Nearly Minimax Discrete Distribution Estimation in Kullback-Leibler Divergence with High Probability
Dirk van der Hoeven, Julia Olkhovskaia, Tim van Erven
TL;DR
This work analyzes discrete distribution estimation under Kullback–Leibler divergence with high-probability guarantees on the minimax risk. It introduces an online-to-batch based estimator with suffix averaging that achieves near-tight KL bounds, and establishes a lower bound showing the tail of the rate must include a doubly logarithmic factor in the domain size, up to constants. The authors develop a novel weak hypothesis-testing reduction to obtain the ln(K) ln(1/δ)/n lower bound and complement it with a K/n lower bound via a Yang–Barron framework, yielding a tight sandwich up to a ln ln K factor. The results clarify that KL minimax estimation is inherently harder in the tails than squared TV or Hellinger, highlight the role of δ-dependence in smoothing, and connect to concurrent work that corroborates the bounds while outlining potential extensions to more complex unbounded-loss settings.
Abstract
We consider the fundamental problem of estimating a discrete distribution on a domain of size~$K$ with high probability in Kullback-Leibler divergence. We provide upper and lower bounds on the minimax estimation rate, which show that the optimal rate is between $\big(K + \ln(K)\ln(1/δ)\big) /n$ and $\big(K\ln\ln(K) + \ln(K)\ln(1/δ)\big) /n$ at error probability $δ$ and sample size $n$, which pins down the rate up to the doubly logarithmic factor $\ln \ln K$ that multiplies $K$. Our upper bound uses techniques from online learning to construct a novel estimator via online-to-batch conversion.
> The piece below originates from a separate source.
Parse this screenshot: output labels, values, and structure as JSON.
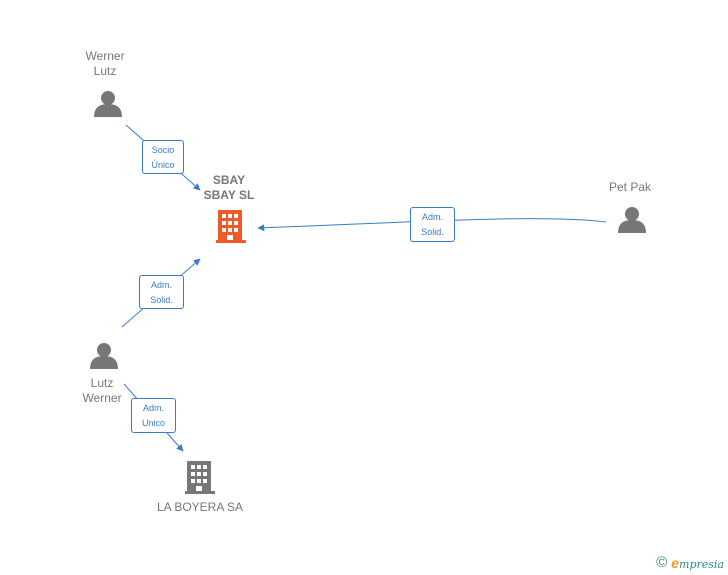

Perhaps surprisingly, the tail behavior of the minimax rate is worse than for the squared total variation and squared Hellinger distance, for which it is $\big(K + \ln(1/δ)\big) /n$, i.e.\ without the $\ln K$ multiplying $\ln (1/δ)$. As a consequence, we cannot obtain a fully tight lower bound from the usual reduction to these smaller distances. Moreover, we show that this lower bound cannot be achieved by the standard lower bound approach based on a reduction to hypothesis testing, and instead we need to introduce a new reduction to what we call weak hypothesis testing. We investigate the source of the gap with other divergences further in refined results, which show that the total variation rate is achievable for Kullback-Leibler divergence after all (in fact by he maximum likelihood estimator) if we rule out outcome probabilities smaller than $O(\ln(K/δ) / n)$, which is a vanishing set as $n$ increases for fixed $K$ and~$δ$. This explains why minimax Kullback-Leibler estimation is more difficult than asymptotic estimation.